The organisation said that there are still issues, even though the most damaging aspects of Solvency II for schemes have been avoided.

The most pressing of these issues is the need for proportionality in the future regime, to make legislation that is as appropriate for small schemes as it is for big schemes, Aon Hewitt said.

"It's tempting in the light of the 'triumph' of keeping the worst aspects of Solvency II out of legislation to think that the battle is won," said Aon Hewitt partner Kevin Wesbroom.

He added: "But this isn't the time for the industry to sit back – if anything it's a case of 'once more into the breach, dear friends'! The idea that UK schemes will be asked to pay a levy to continue work on these proposals suggests that the EC is still not in its best listening mode."

The EC confirmed that it plans to go ahead with its proposals to extend the Solvency II pillar 2 requirements to pensions schemes, which relate to governance and risk management, and also the Pillar 3 requirements, which relate to standardised disclosures to supervisors and to members.

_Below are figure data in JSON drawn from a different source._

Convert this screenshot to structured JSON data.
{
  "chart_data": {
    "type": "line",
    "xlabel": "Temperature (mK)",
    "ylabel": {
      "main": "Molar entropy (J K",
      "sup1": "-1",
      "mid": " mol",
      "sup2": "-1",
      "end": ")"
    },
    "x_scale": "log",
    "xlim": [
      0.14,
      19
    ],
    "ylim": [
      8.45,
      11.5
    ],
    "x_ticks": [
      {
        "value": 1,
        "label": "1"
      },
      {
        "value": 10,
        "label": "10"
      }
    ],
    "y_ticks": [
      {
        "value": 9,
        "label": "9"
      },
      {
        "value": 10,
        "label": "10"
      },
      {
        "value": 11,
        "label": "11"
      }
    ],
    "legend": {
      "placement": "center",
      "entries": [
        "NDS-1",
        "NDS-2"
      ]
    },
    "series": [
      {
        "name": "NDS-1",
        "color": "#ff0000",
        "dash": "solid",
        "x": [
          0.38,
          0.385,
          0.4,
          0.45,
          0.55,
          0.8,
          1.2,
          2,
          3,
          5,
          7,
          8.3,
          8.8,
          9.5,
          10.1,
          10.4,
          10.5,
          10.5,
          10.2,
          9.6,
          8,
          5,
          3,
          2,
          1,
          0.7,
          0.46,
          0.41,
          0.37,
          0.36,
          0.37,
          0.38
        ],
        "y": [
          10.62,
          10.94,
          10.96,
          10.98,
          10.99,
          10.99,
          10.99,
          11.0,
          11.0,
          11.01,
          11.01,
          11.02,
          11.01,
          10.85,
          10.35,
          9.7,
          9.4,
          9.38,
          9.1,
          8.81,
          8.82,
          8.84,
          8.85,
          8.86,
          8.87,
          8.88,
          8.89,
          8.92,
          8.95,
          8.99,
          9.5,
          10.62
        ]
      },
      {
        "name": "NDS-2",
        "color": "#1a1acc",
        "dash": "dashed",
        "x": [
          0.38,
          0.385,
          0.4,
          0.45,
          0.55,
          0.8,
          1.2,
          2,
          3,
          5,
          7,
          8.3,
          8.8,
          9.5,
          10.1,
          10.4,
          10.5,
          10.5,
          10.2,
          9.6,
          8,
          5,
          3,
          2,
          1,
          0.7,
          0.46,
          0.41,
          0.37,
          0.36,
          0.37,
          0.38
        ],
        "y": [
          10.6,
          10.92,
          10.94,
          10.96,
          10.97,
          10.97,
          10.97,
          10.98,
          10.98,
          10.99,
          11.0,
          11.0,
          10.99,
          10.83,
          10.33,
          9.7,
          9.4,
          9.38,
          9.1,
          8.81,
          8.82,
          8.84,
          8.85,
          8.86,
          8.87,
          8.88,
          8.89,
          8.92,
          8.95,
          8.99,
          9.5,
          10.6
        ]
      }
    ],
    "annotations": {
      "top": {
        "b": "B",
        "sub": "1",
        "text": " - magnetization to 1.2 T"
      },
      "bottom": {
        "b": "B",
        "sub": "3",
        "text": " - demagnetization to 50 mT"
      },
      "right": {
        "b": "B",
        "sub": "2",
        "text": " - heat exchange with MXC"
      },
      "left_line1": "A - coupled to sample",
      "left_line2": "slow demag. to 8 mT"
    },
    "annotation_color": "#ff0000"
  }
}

Wesbroom said that there are some "very good and powerful parts" in the risk management framework that codify the way good schemes already manage their affairs, and that this would be the European equivalent of the Complete Financial Management plans that The Pensions Regulator (TPR) has talked about.

"However," said Wesbroom, "from the standpoint of UK schemes, the big issue is whether the EC can draft legislation which is genuinely proportionate - as suitable for the £50m scheme as for the one worth £5bn.

"There are plenty of lightly resourced UK schemes in the small to medium end of the market - and we have to keep up the fight to ensure that they are subject to the right legislation.

"Governance of the vast swathe of small to mid-sized schemes that are a feature of the UK pensions landscape will be a significant regulatory challenge in the years ahead for both UK and European regulators."